Wednesday, April 08, 2020

With Easter coming up, I'm sure a lot of people are staring at their pantry wondering how to make the most of things for a holiday meal. Well, you might be surprised to know there are lots of ways you can dress up some of those humble ingredients. Even beans! This vegan black eyed peas salad has become a favorite of my clients for events, and super easy to pull off. It was inspired by Saladu Ñebbe, a Senegalese dish, which I came across in my research after learning more about my genealogy a couple years ago. My version of the salad incorporates smoked paprika, crushed red pepper and olive oil. That flavor profile is familiar to me from Portuguese and Cape Verdean cuisine, but it merged seamlessly with the original Senegalese version. I always make a huge batch of this because it keeps well in the fridge for a few days and gets better with time.

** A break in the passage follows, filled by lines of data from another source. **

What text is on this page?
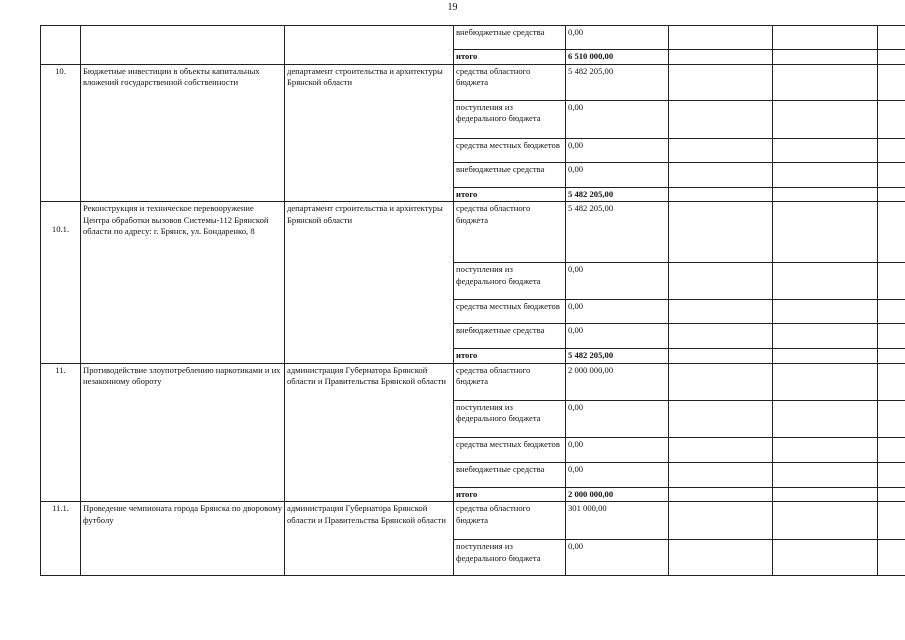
19
			внебюджетные средства	0,00			
			итого	6 510 000,00			
10.	Бюджетные инвестиции в объекты капитальных вложений государственной собственности	департамент строительства и архитектуры Брянской области	средства областного бюджета	5 482 205,00			
			поступления из федерального бюджета	0,00			
			средства местных бюджетов	0,00			
			внебюджетные средства	0,00			
			итого	5 482 205,00			
10.1.	Реконструкция и техническое перевооружение Центра обработки вызовов Системы-112 Брянской области по адресу: г. Брянск, ул. Бондаренко, 8	департамент строительства и архитектуры Брянской области	средства областного бюджета	5 482 205,00			
			поступления из федерального бюджета	0,00			
			средства местных бюджетов	0,00			
			внебюджетные средства	0,00			
			итого	5 482 205,00			
11.	Противодействие злоупотреблению наркотиками и их незаконному обороту	администрация Губернатора Брянской области и Правительства Брянской области	средства областного бюджета	2 000 000,00			
			поступления из федерального бюджета	0,00			
			средства местных бюджетов	0,00			
			внебюджетные средства	0,00			
			итого	2 000 000,00			
11.1.	Проведение чемпионата города Брянска по дворовому футболу	администрация Губернатора Брянской области и Правительства Брянской области	средства областного бюджета	301 000,00			
			поступления из федерального бюджета	0,00			
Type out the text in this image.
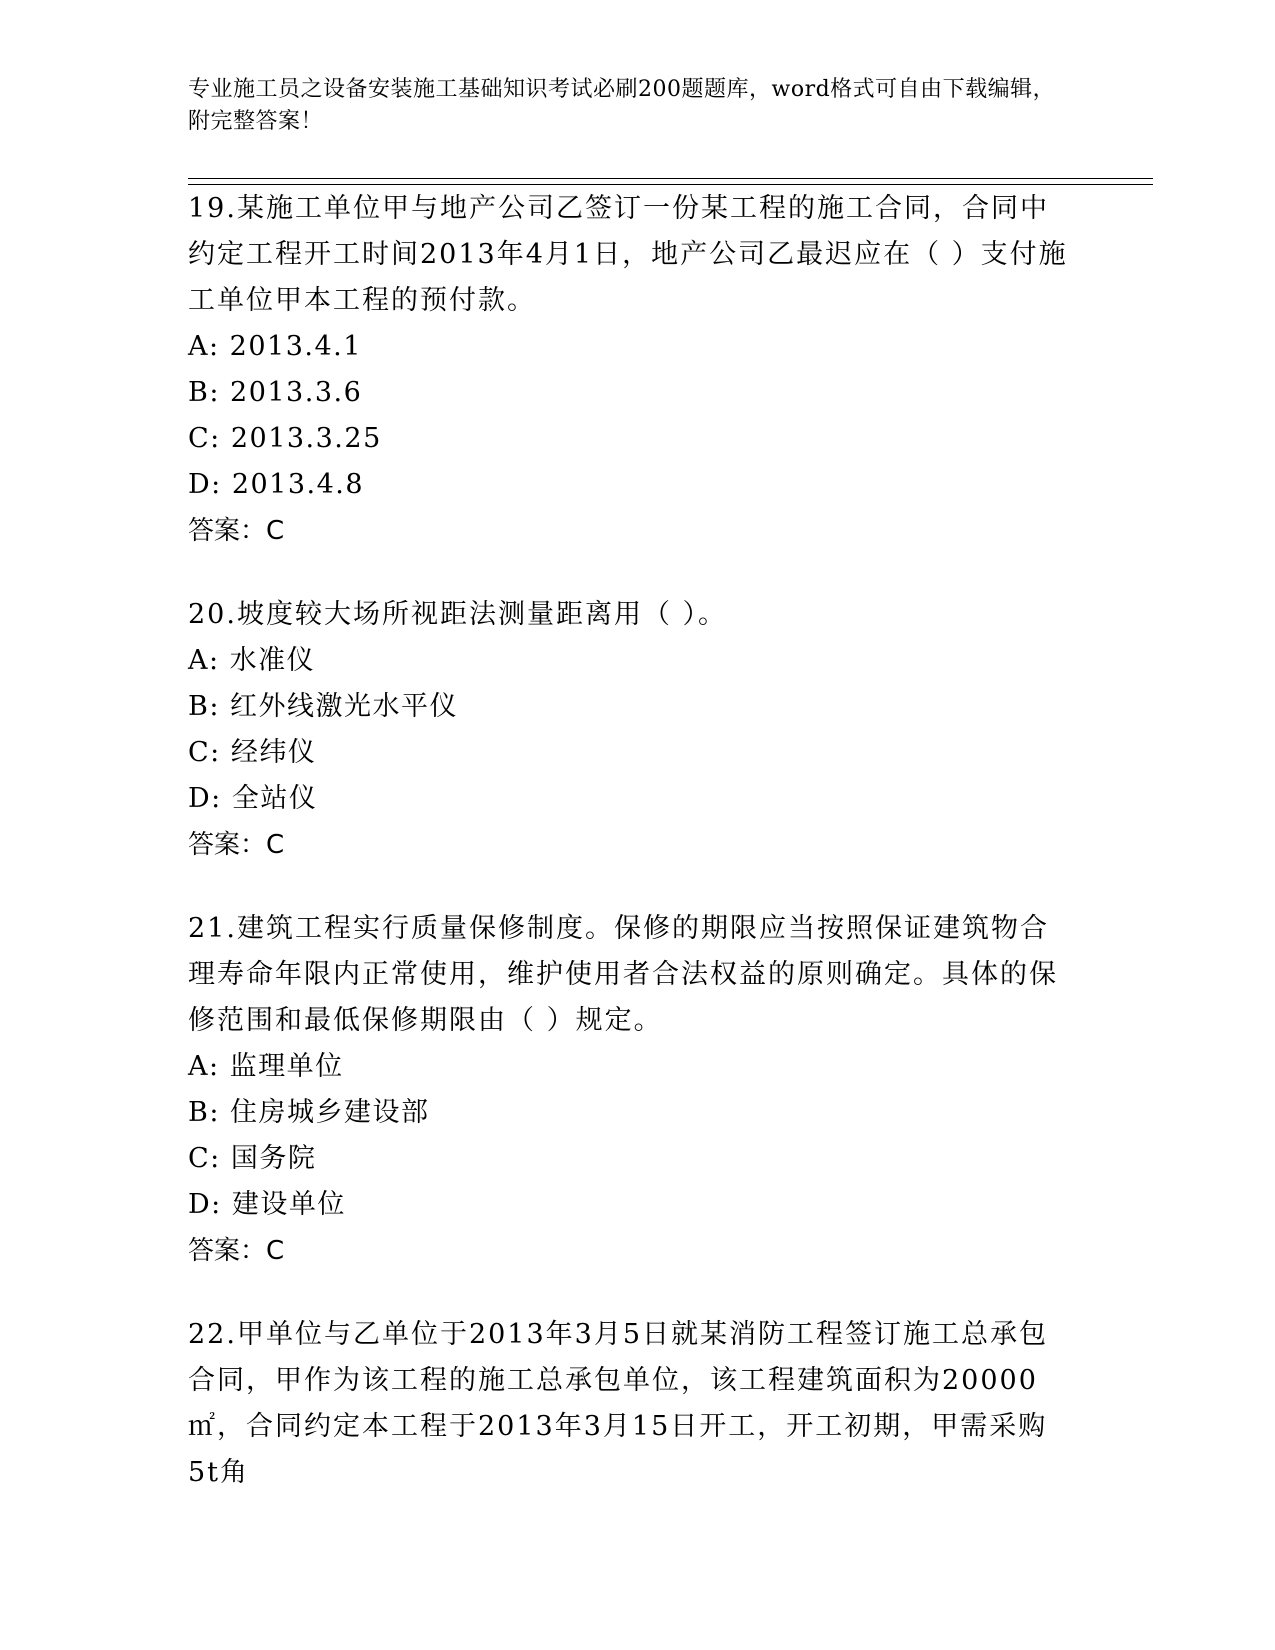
专业施工员之设备安装施工基础知识考试必刷200题题库，word格式可自由下载编辑，附完整答案！

19.某施工单位甲与地产公司乙签订一份某工程的施工合同，合同中约定工程开工时间2013年4月1日，地产公司乙最迟应在（ ）支付施工单位甲本工程的预付款。

A: 2013.4.1

B: 2013.3.6

C: 2013.3.25

D: 2013.4.8

答案：C

20.坡度较大场所视距法测量距离用（ ）。

A: 水准仪

B: 红外线激光水平仪

C: 经纬仪

D: 全站仪

答案：C

21.建筑工程实行质量保修制度。保修的期限应当按照保证建筑物合理寿命年限内正常使用，维护使用者合法权益的原则确定。具体的保修范围和最低保修期限由（ ）规定。

A: 监理单位

B: 住房城乡建设部

C: 国务院

D: 建设单位

答案：C

22.甲单位与乙单位于2013年3月5日就某消防工程签订施工总承包合同，甲作为该工程的施工总承包单位，该工程建筑面积为20000㎡，合同约定本工程于2013年3月15日开工，开工初期，甲需采购5t角
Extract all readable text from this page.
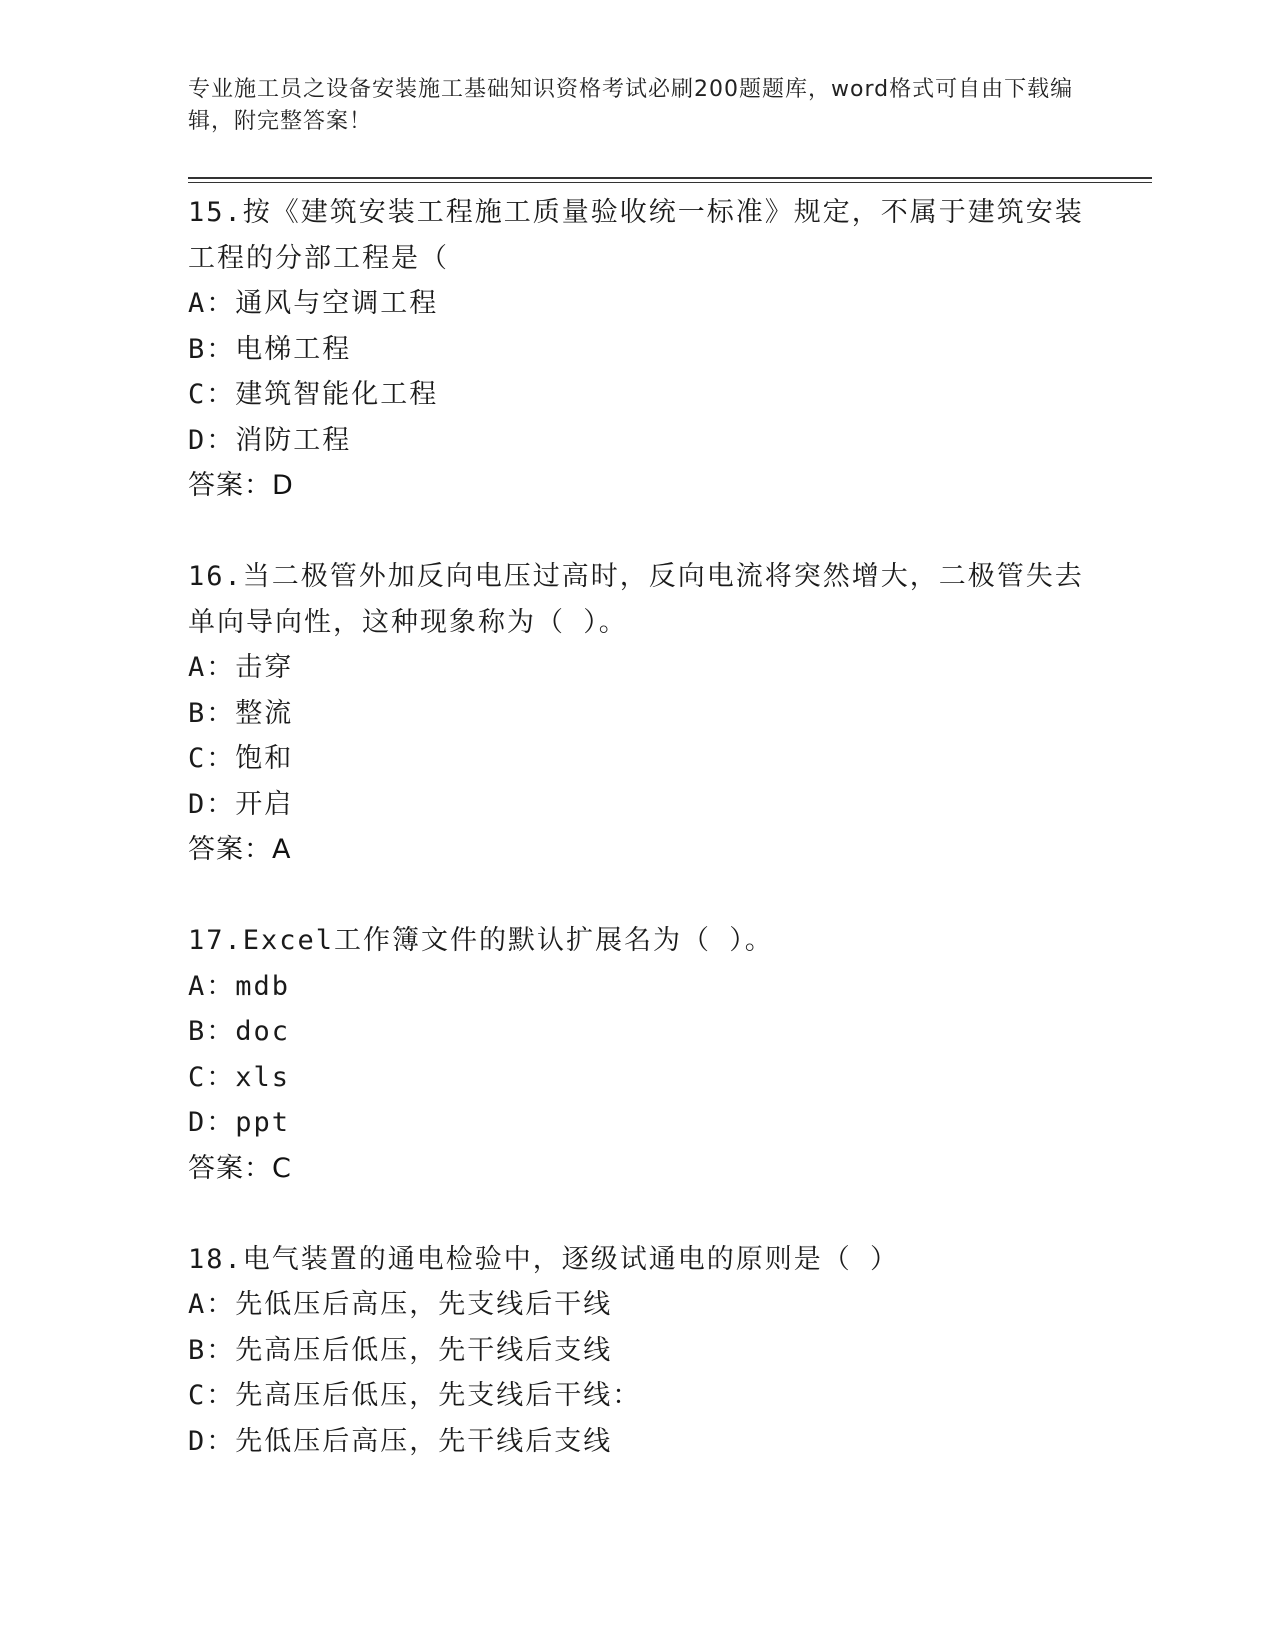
专业施工员之设备安装施工基础知识资格考试必刷200题题库，word格式可自由下载编辑，附完整答案！
15.按《建筑安装工程施工质量验收统一标准》规定，不属于建筑安装工程的分部工程是（
A：通风与空调工程
B：电梯工程
C：建筑智能化工程
D：消防工程
答案：D
16.当二极管外加反向电压过高时，反向电流将突然增大，二极管失去单向导向性，这种现象称为（ ）。
A：击穿
B：整流
C：饱和
D：开启
答案：A
17.Excel工作簿文件的默认扩展名为（ ）。
A：mdb
B：doc
C：xls
D：ppt
答案：C
18.电气装置的通电检验中，逐级试通电的原则是（ ）
A：先低压后高压，先支线后干线
B：先高压后低压，先干线后支线
C：先高压后低压，先支线后干线：
D：先低压后高压，先干线后支线
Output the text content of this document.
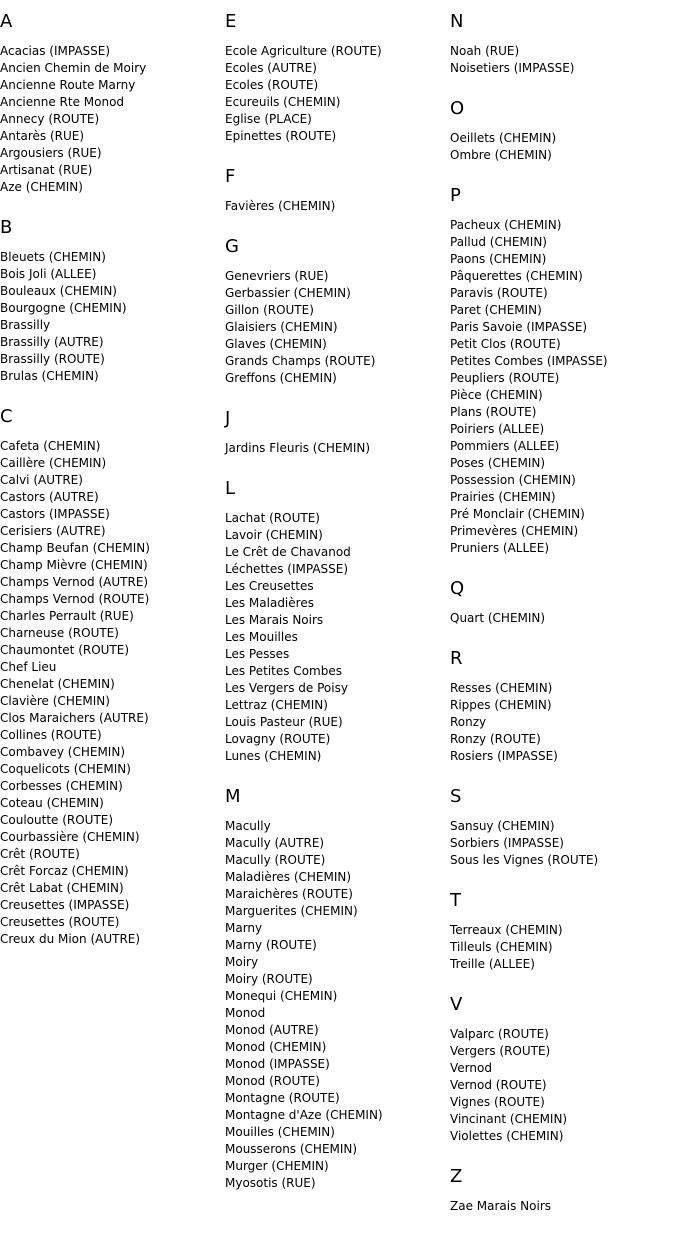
A
Acacias (IMPASSE)
Ancien Chemin de Moiry
Ancienne Route Marny
Ancienne Rte Monod
Annecy (ROUTE)
Antarès (RUE)
Argousiers (RUE)
Artisanat (RUE)
Aze (CHEMIN)
B
Bleuets (CHEMIN)
Bois Joli (ALLEE)
Bouleaux (CHEMIN)
Bourgogne (CHEMIN)
Brassilly
Brassilly (AUTRE)
Brassilly (ROUTE)
Brulas (CHEMIN)
C
Cafeta (CHEMIN)
Caillère (CHEMIN)
Calvi (AUTRE)
Castors (AUTRE)
Castors (IMPASSE)
Cerisiers (AUTRE)
Champ Beufan (CHEMIN)
Champ Mièvre (CHEMIN)
Champs Vernod (AUTRE)
Champs Vernod (ROUTE)
Charles Perrault (RUE)
Charneuse (ROUTE)
Chaumontet (ROUTE)
Chef Lieu
Chenelat (CHEMIN)
Clavière (CHEMIN)
Clos Maraichers (AUTRE)
Collines (ROUTE)
Combavey (CHEMIN)
Coquelicots (CHEMIN)
Corbesses (CHEMIN)
Coteau (CHEMIN)
Couloutte (ROUTE)
Courbassière (CHEMIN)
Crêt (ROUTE)
Crêt Forcaz (CHEMIN)
Crêt Labat (CHEMIN)
Creusettes (IMPASSE)
Creusettes (ROUTE)
Creux du Mion (AUTRE)
E
Ecole Agriculture (ROUTE)
Ecoles (AUTRE)
Ecoles (ROUTE)
Ecureuils (CHEMIN)
Eglise (PLACE)
Epinettes (ROUTE)
F
Favières (CHEMIN)
G
Genevriers (RUE)
Gerbassier (CHEMIN)
Gillon (ROUTE)
Glaisiers (CHEMIN)
Glaves (CHEMIN)
Grands Champs (ROUTE)
Greffons (CHEMIN)
J
Jardins Fleuris (CHEMIN)
L
Lachat (ROUTE)
Lavoir (CHEMIN)
Le Crêt de Chavanod
Léchettes (IMPASSE)
Les Creusettes
Les Maladières
Les Marais Noirs
Les Mouilles
Les Pesses
Les Petites Combes
Les Vergers de Poisy
Lettraz (CHEMIN)
Louis Pasteur (RUE)
Lovagny (ROUTE)
Lunes (CHEMIN)
M
Macully
Macully (AUTRE)
Macully (ROUTE)
Maladières (CHEMIN)
Maraichères (ROUTE)
Marguerites (CHEMIN)
Marny
Marny (ROUTE)
Moiry
Moiry (ROUTE)
Monequi (CHEMIN)
Monod
Monod (AUTRE)
Monod (CHEMIN)
Monod (IMPASSE)
Monod (ROUTE)
Montagne (ROUTE)
Montagne d'Aze (CHEMIN)
Mouilles (CHEMIN)
Mousserons (CHEMIN)
Murger (CHEMIN)
Myosotis (RUE)
N
Noah (RUE)
Noisetiers (IMPASSE)
O
Oeillets (CHEMIN)
Ombre (CHEMIN)
P
Pacheux (CHEMIN)
Pallud (CHEMIN)
Paons (CHEMIN)
Pâquerettes (CHEMIN)
Paravis (ROUTE)
Paret (CHEMIN)
Paris Savoie (IMPASSE)
Petit Clos (ROUTE)
Petites Combes (IMPASSE)
Peupliers (ROUTE)
Pièce (CHEMIN)
Plans (ROUTE)
Poiriers (ALLEE)
Pommiers (ALLEE)
Poses (CHEMIN)
Possession (CHEMIN)
Prairies (CHEMIN)
Pré Monclair (CHEMIN)
Primevères (CHEMIN)
Pruniers (ALLEE)
Q
Quart (CHEMIN)
R
Resses (CHEMIN)
Rippes (CHEMIN)
Ronzy
Ronzy (ROUTE)
Rosiers (IMPASSE)
S
Sansuy (CHEMIN)
Sorbiers (IMPASSE)
Sous les Vignes (ROUTE)
T
Terreaux (CHEMIN)
Tilleuls (CHEMIN)
Treille (ALLEE)
V
Valparc (ROUTE)
Vergers (ROUTE)
Vernod
Vernod (ROUTE)
Vignes (ROUTE)
Vincinant (CHEMIN)
Violettes (CHEMIN)
Z
Zae Marais Noirs
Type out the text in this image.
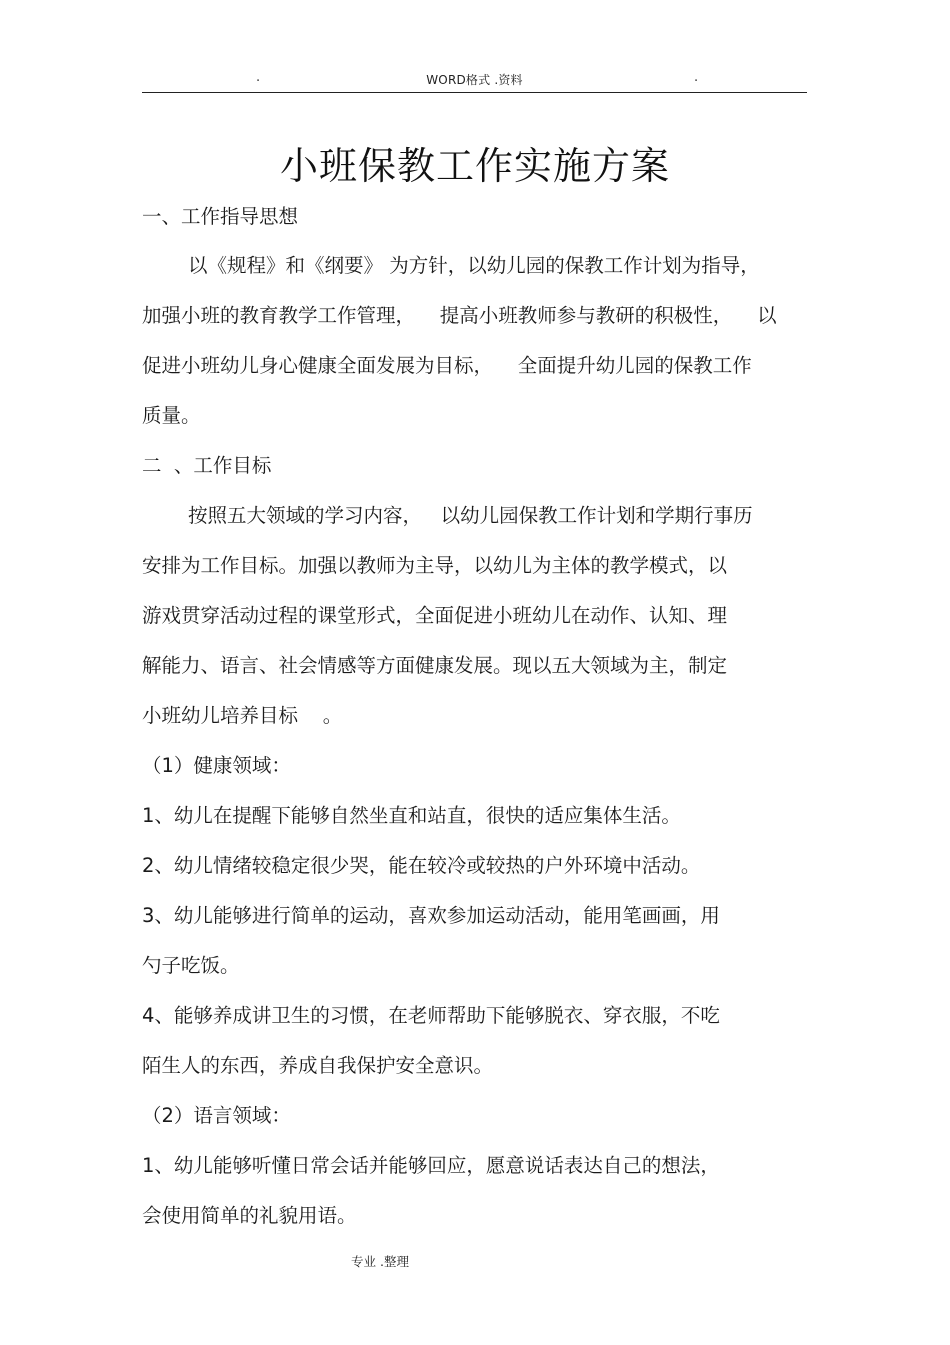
.	WORD格式 .资料	.
小班保教工作实施方案
一、工作指导思想
以《规程》和《纲要》 为方针，以幼儿园的保教工作计划为指导，
加强小班的教育教学工作管理，    提高小班教师参与教研的积极性，    以
促进小班幼儿身心健康全面发展为目标，    全面提升幼儿园的保教工作
质量。
二  、工作目标
按照五大领域的学习内容，   以幼儿园保教工作计划和学期行事历
安排为工作目标。加强以教师为主导，以幼儿为主体的教学模式，以
游戏贯穿活动过程的课堂形式，全面促进小班幼儿在动作、认知、理
解能力、语言、社会情感等方面健康发展。现以五大领域为主，制定
小班幼儿培养目标    。
（1）健康领域：
1、幼儿在提醒下能够自然坐直和站直，很快的适应集体生活。
2、幼儿情绪较稳定很少哭，能在较冷或较热的户外环境中活动。
3、幼儿能够进行简单的运动，喜欢参加运动活动，能用笔画画，用
勺子吃饭。
4、能够养成讲卫生的习惯，在老师帮助下能够脱衣、穿衣服，不吃
陌生人的东西，养成自我保护安全意识。
（2）语言领域：
1、幼儿能够听懂日常会话并能够回应，愿意说话表达自己的想法，
会使用简单的礼貌用语。
专业 .整理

Be flexible based on the ingredients you have on hand. If you don't have lemon, use a lime or vinegar. Substitute your favorite fresh chili pepper for more pronounced heat - habanero, scotch bonnet, even jalapenos work. For less of a kick, simply incorporate a splash of hot sauce into the vinaigrette. No shallots? Use finely diced red onion. Out of fresh parsley? Try cilantro or arugula. As for veggies, the options are endless. Just think of contrasting textures and color. As written, the recipe works with rinsed and drained canned beans, but you could certainly improve upon the texture by cooking dried black eyed peas yourself. I've included those instructions below. If you don't like black eyed peas, try cooked navy beans or even chickpeas.

Black Eyed Peas Salad

1/2 cup olive oil
Juice of 1 large lemon, plus zest
1 tsp smoked paprika
1/2 tsp crushed red pepper flakes, or to taste
1 shallot, minced
1 garlic clove, minced or grated
Cracked black pepper, to taste
Kosher salt, to taste
3 cups (2 cans) cooked black eyed peas, drained and rinsed*
1 cup diced cucumber (halve and scrape out the seeds before dicing)
1 cup halved cherry tomatoes
1 red or yellow bell pepper, diced
6 scallions, sliced
Handful of fresh Italian parsley leaves, roughly chopped

*To cook dried black eyed peas: 
You can shorten the cooking time by soaking overnight, but it isn't necessary. Place a cup of rinsed dried beans in a pot and add water to cover by a couple of inches. I like to add a halved onion, a head of garlic with the top sliced off, and a bay leaf. Bring the water up to a boil for a few minutes, then reduce to a very low simmer. Cover the pot, leaving the lid slightly ajar. Cook the beans until they are tender but still have a pleasant bite left to them, which could take 1 1/2 hours to 2 hours, depending on the age of your beans. Since this is for a salad, it's important not to cook the beans past the point where they begin to break down and get mushy. Don't salt the water until closer to the end. After the beans have fully cooked, discard the onion, garlic, and bay leaf. Drain the beans and rinse in cold water. 

Active Time: 15 minutes
Total Time: 15 minutes (up to 3 hours, if dried beans are used)
Yield: Serves 6 to 8
Recommended equipment (affiliate links): Zester

Recipe instructions:

  1. In a large bowl, whisk the olive oil, lemon juice, lemon zest, smoked paprika, crushed red pepper flakes, shallot, and garlic. Season to taste with salt and pepper. You can adjust the acidity of the vinaigrette with more lemon, or a splash of vinegar if needed.
  2. Add the cooked drained beans to the bowl and toss in the vinaigrette. 
  3. Season your veggies with a pinch of salt and pepper, then toss those into the salad as well. You can let this sit at room temperature for an hour before serving or transfer to the fridge to chill.
  4. Before serving, toss to redistribute the vinaigrette. Garnish with scallions and parsley leaves. Leftovers can be safely refrigerated for up to 3 days.